German chemical firm BASF, materials firm Sabic and industrial gasses firm Linde have signed a joint agreement to develop and demonstrate solutions for electrically heated steam cracker furnaces. The partners have already jointly worked on concepts to use renewable electricity instead of the fossil fuel gas typically used for the heating process. With this innovative approach focusing on one of the petrochemical industries’ core processes, the parties strive to offer a promising solution to significantly contribute to the reduction of CO2 emissions within the chemical industry.
Steam crackers play a central role in the production of basic chemicals and require a significant amount of energy to break down hydrocarbons into olefins and aromatics. Typically, the reaction is conducted at temperatures of about 850 degrees Celsius in their furnaces. Today these temperatures are reached by burning fossil fuels. The project aims to reduce the CO2 emissions by powering the process with electricity.

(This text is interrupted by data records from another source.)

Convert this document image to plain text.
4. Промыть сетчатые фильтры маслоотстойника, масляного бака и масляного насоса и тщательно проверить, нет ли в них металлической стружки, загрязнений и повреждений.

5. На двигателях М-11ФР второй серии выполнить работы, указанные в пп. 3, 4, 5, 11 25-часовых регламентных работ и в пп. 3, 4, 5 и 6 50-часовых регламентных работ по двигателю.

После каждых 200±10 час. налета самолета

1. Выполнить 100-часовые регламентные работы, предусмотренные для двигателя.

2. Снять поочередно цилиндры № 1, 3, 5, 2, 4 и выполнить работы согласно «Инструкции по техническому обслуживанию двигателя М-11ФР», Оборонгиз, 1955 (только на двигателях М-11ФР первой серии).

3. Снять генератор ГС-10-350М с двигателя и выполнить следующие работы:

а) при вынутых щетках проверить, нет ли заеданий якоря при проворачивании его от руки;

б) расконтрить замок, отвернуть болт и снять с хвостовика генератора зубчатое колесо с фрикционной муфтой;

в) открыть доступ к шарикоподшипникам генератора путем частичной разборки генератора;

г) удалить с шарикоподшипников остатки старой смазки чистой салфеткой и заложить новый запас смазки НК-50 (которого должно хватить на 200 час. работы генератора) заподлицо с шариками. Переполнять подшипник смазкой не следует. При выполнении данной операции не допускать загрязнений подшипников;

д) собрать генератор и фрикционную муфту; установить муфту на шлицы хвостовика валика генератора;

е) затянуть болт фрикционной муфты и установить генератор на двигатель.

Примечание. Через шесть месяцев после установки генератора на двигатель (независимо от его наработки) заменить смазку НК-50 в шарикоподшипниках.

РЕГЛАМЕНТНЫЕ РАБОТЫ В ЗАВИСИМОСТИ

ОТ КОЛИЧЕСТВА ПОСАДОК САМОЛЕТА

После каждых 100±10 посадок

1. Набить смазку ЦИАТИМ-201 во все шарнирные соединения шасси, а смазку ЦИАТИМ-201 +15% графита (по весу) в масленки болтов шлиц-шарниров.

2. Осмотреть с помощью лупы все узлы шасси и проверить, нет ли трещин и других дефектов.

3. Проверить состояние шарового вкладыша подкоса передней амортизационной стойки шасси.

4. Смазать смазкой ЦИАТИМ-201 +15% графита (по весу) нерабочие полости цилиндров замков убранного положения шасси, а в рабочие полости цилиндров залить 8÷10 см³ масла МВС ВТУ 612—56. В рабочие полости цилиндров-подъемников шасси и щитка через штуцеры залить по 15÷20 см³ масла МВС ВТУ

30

By using electricity from renewable sources, the fundamentally new technology has the potential to reduce CO2 emissions by as much as 90%.
BASF and Sabic have bundled their extensive know-how and intellectual property in developing chemical processes together with their longstanding experiences and knowledge in operating steam crackers, while Linde contributed with its intellectual property, expertise in developing and building steam cracking furnace technologies and driving future industry commercialisation.
“This technology leap will be a milestone on the path to a low-emission chemical industry. We have not only developed the world’s first electrical heating concepts for steam crackers, but also want to demonstrate the reliability of key components for use in this type of high-temperature reactors. To be able to drive a timely scale-up and industrial implementation of this technology, investment support and competitive renewable energy prices will be important prerequisites,” said Dr. Martin Brudermüller, Chairman of the Board of Executive Directors of BASF SE. The project is part of BASF’s Carbon Management R&D programme with which BASF aims to significantly further reduce its CO2 emissions beyond 2030.
Yousef Al-Benyan, Vice-Chairman and CEO of Sabic said: “Our industry thrives on innovation and collaboration which enable us to come up with and deliver important contributions to urgent global challenges like resource efficiency and CO2 reduction. This agreement brings together the deep technical knowledge and implementation focus that can help transition energy-intensive processes within our industry to be low carbon emitting processes. This flagship sustainability initiative forms part of Sabic’s long-term vision and climate change strategy to transform our business through the concept of circular carbon economy.”
“With this project we are singling out a particular industrial CO2 producer. Cracking furnaces are one of the largest CO2 emission sources in the whole petrochemical value chain. This is a time-tested, optimized technology that we are now putting on a completely new footing, not in the laboratory, but on a large industrial scale. The effect this project will have is significant. We are proud to be part of it,” said Juergen Nowicki, Executive Vice President/CEO of Linde.
The partners applied for financial grants at the EU Innovation Fund and the funding programme Decarbonization in Industry (new programme of the German Federal Ministry for the Environment). The parties are evaluating construction of a multi-megawatt demonstration plant at BASF’s Ludwigshafen site, targeted for start-up as early as 2023, subject to a positive funding decision.